17 august 2018

Trump’s Plan for Coal Emissions: Let Coal States Regulate Them

By Lisa Friedman, The New York Times, Aug. 17, 2018

WASHINGTON — The Trump administration next week plans to formally propose a vast overhaul of climate change regulations that would allow individual states to decide how, or even whether, to curb carbon dioxide emissions from coal plants, according to a summary of the plan and details provided by three people who have seen the full proposal.

The plan would also relax pollution rules for power plants that need upgrades. That, combined with allowing states to set their own rules, creates a serious risk that emissions, which had been falling, could start to rise again, according to environmentalists.

The proposal, which President Trump is expected to highlight Tuesday at a rally in West Virginia, amounts to the administration’s strongest and broadest effort yet to address what the president has long described as a regulatory “war on coal.” It would considerably weaken what is known as the Clean Power Plan, former President Barack Obama’s signature regulation for cutting planet-warming emissions at coal-fired plants.

That rule, crafted as the United States prepared to enter into the 2015 Paris Agreement on global warming, was the first federal carbon-pollution restriction for power plants. In 2016, the Supreme Court temporarily blocked the regulation from taking effect while a federal court heard arguments from a coalition of coal states that sued to block the rule. It remains suspended.

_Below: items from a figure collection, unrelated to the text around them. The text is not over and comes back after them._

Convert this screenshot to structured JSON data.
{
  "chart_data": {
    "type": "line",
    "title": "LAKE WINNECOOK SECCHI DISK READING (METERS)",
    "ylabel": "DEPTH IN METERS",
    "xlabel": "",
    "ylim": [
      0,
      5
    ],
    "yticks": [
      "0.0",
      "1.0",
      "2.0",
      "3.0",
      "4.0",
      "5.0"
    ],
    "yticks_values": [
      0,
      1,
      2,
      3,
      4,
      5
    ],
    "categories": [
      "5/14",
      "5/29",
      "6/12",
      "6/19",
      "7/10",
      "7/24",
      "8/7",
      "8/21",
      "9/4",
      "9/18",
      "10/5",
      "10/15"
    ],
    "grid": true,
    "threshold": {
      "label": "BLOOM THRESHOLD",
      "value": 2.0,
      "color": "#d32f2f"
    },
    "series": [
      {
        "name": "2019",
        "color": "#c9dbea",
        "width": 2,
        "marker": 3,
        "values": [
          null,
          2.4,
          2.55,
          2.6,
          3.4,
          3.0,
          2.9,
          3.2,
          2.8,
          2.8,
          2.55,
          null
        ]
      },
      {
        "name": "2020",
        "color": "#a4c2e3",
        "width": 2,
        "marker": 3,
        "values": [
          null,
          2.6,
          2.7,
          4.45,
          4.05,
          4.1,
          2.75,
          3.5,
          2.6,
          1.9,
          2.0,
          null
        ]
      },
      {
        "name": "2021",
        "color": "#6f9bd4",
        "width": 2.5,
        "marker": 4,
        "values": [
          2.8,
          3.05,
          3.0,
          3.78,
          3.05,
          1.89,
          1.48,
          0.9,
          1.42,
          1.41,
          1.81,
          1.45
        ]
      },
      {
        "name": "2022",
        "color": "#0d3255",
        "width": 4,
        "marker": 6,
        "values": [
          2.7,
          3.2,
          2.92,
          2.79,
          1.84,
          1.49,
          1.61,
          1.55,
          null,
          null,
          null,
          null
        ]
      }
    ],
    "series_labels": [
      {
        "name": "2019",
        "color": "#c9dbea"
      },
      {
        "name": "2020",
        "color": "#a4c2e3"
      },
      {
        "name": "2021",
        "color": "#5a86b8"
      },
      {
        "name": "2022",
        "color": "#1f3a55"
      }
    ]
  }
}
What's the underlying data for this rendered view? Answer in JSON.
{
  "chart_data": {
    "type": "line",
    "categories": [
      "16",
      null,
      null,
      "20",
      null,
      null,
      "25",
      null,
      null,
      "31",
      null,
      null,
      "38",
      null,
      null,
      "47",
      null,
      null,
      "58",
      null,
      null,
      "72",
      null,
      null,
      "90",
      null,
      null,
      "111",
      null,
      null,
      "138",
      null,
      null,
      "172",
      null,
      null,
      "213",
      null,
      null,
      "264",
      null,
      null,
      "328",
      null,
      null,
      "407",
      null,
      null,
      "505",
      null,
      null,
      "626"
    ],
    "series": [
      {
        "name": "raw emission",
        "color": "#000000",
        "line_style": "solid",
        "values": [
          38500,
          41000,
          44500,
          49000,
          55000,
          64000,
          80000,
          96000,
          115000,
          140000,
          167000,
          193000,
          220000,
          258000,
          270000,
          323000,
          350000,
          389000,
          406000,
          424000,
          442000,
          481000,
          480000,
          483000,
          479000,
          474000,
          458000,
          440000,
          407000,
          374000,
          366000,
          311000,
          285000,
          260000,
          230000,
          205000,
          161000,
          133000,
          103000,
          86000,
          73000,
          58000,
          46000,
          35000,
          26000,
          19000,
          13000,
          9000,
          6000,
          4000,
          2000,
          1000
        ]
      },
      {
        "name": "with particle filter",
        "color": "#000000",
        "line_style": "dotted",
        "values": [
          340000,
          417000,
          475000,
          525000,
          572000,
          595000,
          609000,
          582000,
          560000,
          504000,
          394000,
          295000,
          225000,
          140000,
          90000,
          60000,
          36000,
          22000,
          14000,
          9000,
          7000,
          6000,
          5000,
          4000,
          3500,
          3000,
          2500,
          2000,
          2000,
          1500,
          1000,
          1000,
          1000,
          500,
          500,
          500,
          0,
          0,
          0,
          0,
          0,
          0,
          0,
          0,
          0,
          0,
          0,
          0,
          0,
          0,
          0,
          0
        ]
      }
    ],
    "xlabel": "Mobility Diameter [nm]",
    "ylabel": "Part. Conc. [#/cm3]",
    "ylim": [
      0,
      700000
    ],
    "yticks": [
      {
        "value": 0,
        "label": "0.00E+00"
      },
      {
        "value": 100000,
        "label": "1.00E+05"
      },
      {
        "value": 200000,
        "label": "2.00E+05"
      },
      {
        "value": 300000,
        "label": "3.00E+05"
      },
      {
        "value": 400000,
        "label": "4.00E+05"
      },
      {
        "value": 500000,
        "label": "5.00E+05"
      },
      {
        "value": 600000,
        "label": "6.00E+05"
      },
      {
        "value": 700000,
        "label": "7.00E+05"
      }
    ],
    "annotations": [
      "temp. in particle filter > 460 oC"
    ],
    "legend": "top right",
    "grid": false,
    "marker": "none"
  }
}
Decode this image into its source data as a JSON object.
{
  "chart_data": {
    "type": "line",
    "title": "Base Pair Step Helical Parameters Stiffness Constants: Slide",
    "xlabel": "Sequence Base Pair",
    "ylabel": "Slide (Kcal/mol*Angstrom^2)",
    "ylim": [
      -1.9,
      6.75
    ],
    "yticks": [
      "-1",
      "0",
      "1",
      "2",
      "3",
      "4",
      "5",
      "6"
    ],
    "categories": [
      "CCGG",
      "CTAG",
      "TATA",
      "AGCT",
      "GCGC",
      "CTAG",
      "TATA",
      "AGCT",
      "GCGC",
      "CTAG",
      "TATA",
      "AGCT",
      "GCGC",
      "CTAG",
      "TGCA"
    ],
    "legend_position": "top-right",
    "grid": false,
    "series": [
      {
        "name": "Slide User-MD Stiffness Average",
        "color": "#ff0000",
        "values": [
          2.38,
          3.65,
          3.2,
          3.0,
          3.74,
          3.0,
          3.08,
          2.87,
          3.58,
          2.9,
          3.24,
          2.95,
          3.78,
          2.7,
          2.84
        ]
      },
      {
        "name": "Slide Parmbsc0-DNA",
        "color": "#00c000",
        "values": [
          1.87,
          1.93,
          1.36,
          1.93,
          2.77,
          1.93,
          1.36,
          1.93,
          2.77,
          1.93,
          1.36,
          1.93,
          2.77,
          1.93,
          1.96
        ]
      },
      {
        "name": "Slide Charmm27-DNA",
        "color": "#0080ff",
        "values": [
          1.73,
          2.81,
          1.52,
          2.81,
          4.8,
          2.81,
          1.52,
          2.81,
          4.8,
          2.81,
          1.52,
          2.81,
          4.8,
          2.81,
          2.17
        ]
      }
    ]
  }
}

Now, the Trump administration wants to defang the Obama-era rule. The move follows a separate decision this month to freeze Obama-era fuel efficiency standards that were also aimed at reducing greenhouse gas emissions.

“These are the two biggest sectors of the economy that contribute to greenhouse gases in the country and are just hugely significant in terms of emissions,” said Janet McCabe, the Environmental Protection Agency air chief under Mr. Obama. Together the transportation sector and the power sector account for more than half of the country’s emissions, according to the agency.

“The science is just getting clearer and clearer every day,” Ms. McCabe said. “I don’t know how many times people need to hear that we’re having the warmest summer on record or how many storms people need to see. This is no fooling.”